For more information, especially if you are considering participating in a trial, see Clinical Trials.gov.

Why doesn’t Stehlin concentrate on a particular type of cancer?

Sometimes we do. For example, after Foundation researchers discovered the selective sensitivity of cancer cells to heat, Stehlin physicians were the first to treat advanced melanomas of the arms and legs using a combination of heat and chemotherapy (hyperthemic perfusion).  This procedure essentially eliminated the need for amputation and improved survival rates by 300 percent.

But we don’t limit our focus in every case. In the development of CZ48, laboratory testing revealed the compound exhibited a broad spectrum of anticancer activity against breast, lung, colon, pancreas, and bladder carcinomas, and against melanomas and DRCT sarcomas. Going forward, we may concentrate CZ48 testing on a particular type for clinical trials, but will continue to look for answers across the cancer horizon.

What are “nude” mice, and why are they important to research?

Nude mice were derived from a strain of mice with a genetic mutation. That mutation resulted in an inhibited immune system due to a greatly reduced number of T cells. The phenotype (main outward appearance) of the mouse is a lack of body hair, which gives it the “nude” nickname. The nude mouse is valuable to cancer research because it can receive human tumor grafts and allow the cells to grow as a human (not mouse) tumor without mounting a rejection response.
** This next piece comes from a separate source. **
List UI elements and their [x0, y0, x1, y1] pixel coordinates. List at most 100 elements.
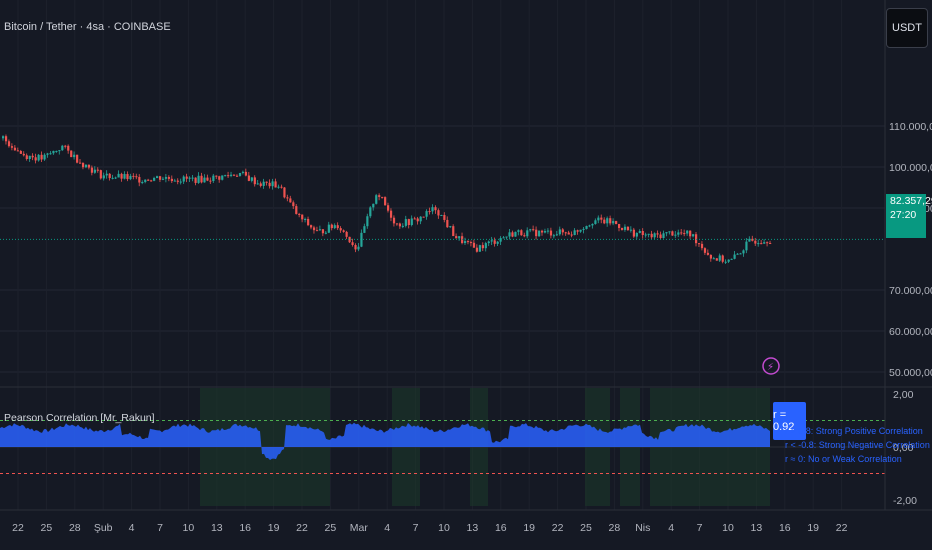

Stehlin Laboratory Director Dr. Beppino Giovanella pioneered the development and use of the nude mouse in cancer research, establishing that if an anticancer drug works against a human tumor implanted in the nude mouse, it most often will also be effective in treating the patient from whom the tumor was removed.  Today the nude mouse represents the final non-human studies required by the National Cancer Institute for determining the effectiveness of anticancer drugs.

Where can I learn more?

Obviously, the Internet has more information about cancer than anyone could possibly read, so “where to start” is an issue. See our Links page for some suggestions. Another entertaining source is The Emperor of All Maladies: A Biography of Cancer by Dr. Siddhartha Mukherjee. This 2010 book was described by Publishers Weekly as a “sweeping epic of obsession, brilliant researchers, dramatic new treatments, euphoric success and tragic failure, and the relentless battle by scientists and patients alike against an equally relentless, wily, and elusive enemy.” Sounds like a typical day at CHRISTUS Stehlin Foundation.